The thought process within camp has been that Perez could be held out of the first turn of the rotation. The Rangers are more concerned that he’s available for the entire season, not just the first start.
And the Rangers appear to have options to take it slow with Perez as Mike Minor and Bartolo Colon have pitched well so far.
Perez, though, made it clear that he has no interest in being skipped when the season starts later this month.
“I know I am going to be good for the season,” Perez said. “Of course I’ll be ready. My arm is good.”
As stated, that determination doesn't rest solely with Perez. But he did have an interesting outing, something that should be expected facing the Los Angeles Dodgers in a Class A game.

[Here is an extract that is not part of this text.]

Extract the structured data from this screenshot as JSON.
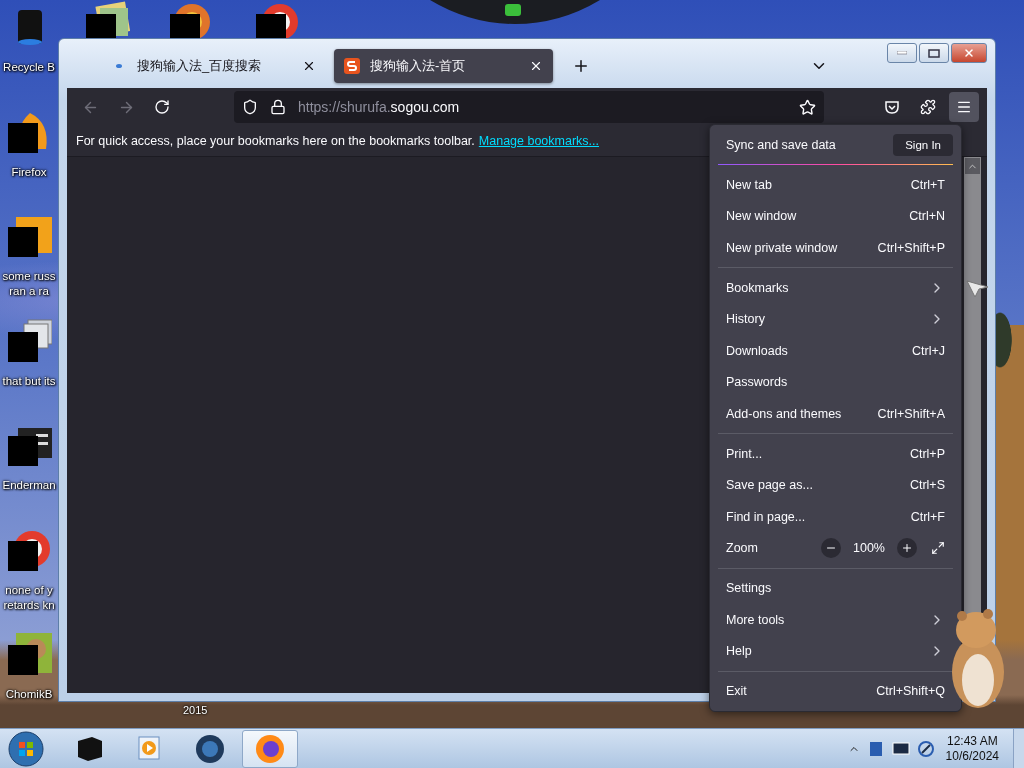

The first batter reached on an error when the right fielder botched a fly ball. Another time, Perez had what should have been a double-play grounder, but the throw to first missed.
Perez’s first inning ended after he surrendered a home run to Dodgers prospect Starling Heredia. He also didn’t make it out of the third.
But Perez maintained his velocity throughout and seemed pleased with his day. So did Brocail.
“I was happy. I know the runs that were given up, I don’t care how many runs he gave up,” Brocail said. “I thought I’d see the velo maintain like it did in the other games. He got up to 94 mph, he lived right around 91 mph. Breaking ball had good depth, all but one of them. I’m pretty pleased there.”
The next step for Perez is a bullpen session, either on the off day Wednesday or Thursday, and then an appearance in the Cactus League.
The plan would be for Perez to get “his feet wet” in the Cactus League initially, not ramp up his pitch count more.
“Have him come in, get a few pitches under his belt, get off and probably do a touch-and-feel and some work on the back fields,” Brocail said.
Whether all of it leads to Perez being ready for the Opening Day roster or not, there’s no question the Rangers remain high on him being a significant contributor this season.
Perez is coming off consecutive seasons in which he started at least 32 games and pitched 185 innings. His ERA wasn’t too impressive last season (4.82), but he’s still just 26-years-old with room to grow.
The Rangers are encouraged by how Perez finished last season, going 8-2 with a 3.71 ERA in his final 11 starts.
“The first part is being consistent throughout the year with what we saw in the second half and how he pitched," manager Jeff Banister said. "I don’t think he has tapped the ceiling on where he is going to be.
“This is a guy, he can dominant hitters on both the left and right side, manage a game well, he can go deep in a game, close in on that 200 (innings pitched) pinnacle, there is still some ceiling for him.”